GIST is something that you may be living with for a very long time. And, if you have developed advanced GIST, treatment options and needs change over time.
The other thing that’s important are gene mutations and how they impact the outcomes of this disease, as well as the treatment options that are available. That’s what we’re going to discuss next.
Gene mutations and how they affect GIST.
GIST happens when the genes of our body change. Genes make proteins that control how cells work, and mutated genes can cause cells to multiply uncontrollably and become cancerous. Many people have normal genes that we talk about, such as KIT or PDGFRα. And several thousand other genes as well.
However, in GIST, these normal genes, KIT or PDGFRα, have changed or become corrupted, and the term that we use for that change is a “mutation”. These mutations are like “on” switches. It tells a protein called a tyrosine kinase to be on all the time. And this leads to uncontrolled [cell] growth or “proliferations”, the medical term for that, leading to cancer.
We subdivide the mutations into primary or secondary mutations. Primary mutations are the ones that we feel are responsible for starting the growth of GIST tumors. In people with GIST, the most common primary mutations are KIT mutations, in about 70% to 80% of cases.
PDGFRα mutations are found in about 5% to 10% of cases. The other 10% to 15% of mutations are known as wild-type GIST, in which no KIT or PDGFRα mutations are found.
Over time, genes can continue to mutate. These new mutations are called secondary mutations. Secondary mutations can lead to drug resistance. The most common secondary gene mutations in people with GIST are in KIT and PDGFRα, as we’ve mentioned earlier.
Doctors often test for gene mutations found in GIST tumors. Gene mutation testing essentially is taking a piece of your tumor, extracting DNA or RNA from it, and running it on what is called a gene-sequencing machine.
Sometimes we can also do something called “immunohistochemistry”, which is doing special stains on your tumor to see if there are individual proteins present or absent in your particular GIST. Knowing the specific mutation type may help your doctor choose a treatment for you, and it can also help change the dose of the drug that you’re receiving. It’s a really good way to help tailor your treatment.
So, some common questions from people with GIST…
Q: Why did my doctor do my mutation testing twice?
A: There are a few reasons that this may be the case. Over time, your disease can change. That’s because the mutations can change over time. And, for some patients who are developing secondary mutations, it can be important to recheck and to document the new mutations to understand why you may or may not still be responding to therapy.

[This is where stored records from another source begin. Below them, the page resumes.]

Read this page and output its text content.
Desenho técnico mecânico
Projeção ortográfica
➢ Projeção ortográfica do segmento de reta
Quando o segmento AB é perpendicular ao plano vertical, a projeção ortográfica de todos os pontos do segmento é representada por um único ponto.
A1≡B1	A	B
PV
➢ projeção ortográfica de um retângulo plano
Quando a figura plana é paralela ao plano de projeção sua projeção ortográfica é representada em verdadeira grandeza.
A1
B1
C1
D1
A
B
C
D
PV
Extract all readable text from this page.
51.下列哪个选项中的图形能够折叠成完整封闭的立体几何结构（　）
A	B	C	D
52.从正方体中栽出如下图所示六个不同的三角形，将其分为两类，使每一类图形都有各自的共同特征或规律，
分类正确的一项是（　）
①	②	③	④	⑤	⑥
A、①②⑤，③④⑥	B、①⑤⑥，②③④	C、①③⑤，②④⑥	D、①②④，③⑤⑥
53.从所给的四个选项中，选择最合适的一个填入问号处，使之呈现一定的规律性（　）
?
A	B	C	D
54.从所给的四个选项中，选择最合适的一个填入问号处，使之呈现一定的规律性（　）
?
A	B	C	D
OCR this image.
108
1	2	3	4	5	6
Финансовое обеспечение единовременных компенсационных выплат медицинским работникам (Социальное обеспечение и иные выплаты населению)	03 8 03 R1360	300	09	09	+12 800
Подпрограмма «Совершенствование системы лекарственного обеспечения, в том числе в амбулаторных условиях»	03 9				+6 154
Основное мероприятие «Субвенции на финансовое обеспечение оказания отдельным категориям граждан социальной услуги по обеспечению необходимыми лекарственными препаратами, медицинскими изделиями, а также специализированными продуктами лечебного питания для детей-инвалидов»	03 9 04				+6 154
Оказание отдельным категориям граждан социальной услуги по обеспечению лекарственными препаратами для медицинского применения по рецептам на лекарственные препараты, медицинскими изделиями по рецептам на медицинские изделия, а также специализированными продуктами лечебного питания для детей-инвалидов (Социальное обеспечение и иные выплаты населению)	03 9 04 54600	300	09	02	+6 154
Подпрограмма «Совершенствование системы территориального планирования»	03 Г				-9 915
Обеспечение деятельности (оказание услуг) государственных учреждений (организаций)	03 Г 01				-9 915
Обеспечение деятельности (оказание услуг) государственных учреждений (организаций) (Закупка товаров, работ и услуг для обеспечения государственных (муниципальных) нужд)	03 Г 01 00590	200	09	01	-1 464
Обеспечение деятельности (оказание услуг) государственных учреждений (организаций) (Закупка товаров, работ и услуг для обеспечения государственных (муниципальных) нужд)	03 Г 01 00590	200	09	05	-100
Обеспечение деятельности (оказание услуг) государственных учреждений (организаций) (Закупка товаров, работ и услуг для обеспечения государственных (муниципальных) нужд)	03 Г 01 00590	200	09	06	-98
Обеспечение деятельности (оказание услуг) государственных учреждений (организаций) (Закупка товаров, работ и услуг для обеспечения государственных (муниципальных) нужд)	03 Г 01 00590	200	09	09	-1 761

Also, some patients have multiple deposits of GIST in their abdomen and pelvis. These spots can be different genetically. If you only biopsy one spot, you may not know what’s happening in the other spots, and you only have information on the individual biopsy. Sometimes we can repeat mutation testing if new biopsies are present.
A second question is….
Q: Can different tumors have different mutations?
A: As we discussed, over time, mutations can change; and, for patients who are developing secondary mutations, it can then be important to recheck and to document, to understand why you may or may not still be responding to therapy. The answer is absolutely “yes”—different tumors can have different mutations.
Q: A third question is, the results of my mutation testing included an exon number. What is an exon?
A: An exon is an expressed part of your gene. Further detailed, there are several exons in KIT; for instance, each individual exon can have mutations.
Another way to think about an exon is like a train track or train line. There are different stops on the train line, and the exon number helps to detail exactly where the mutation is.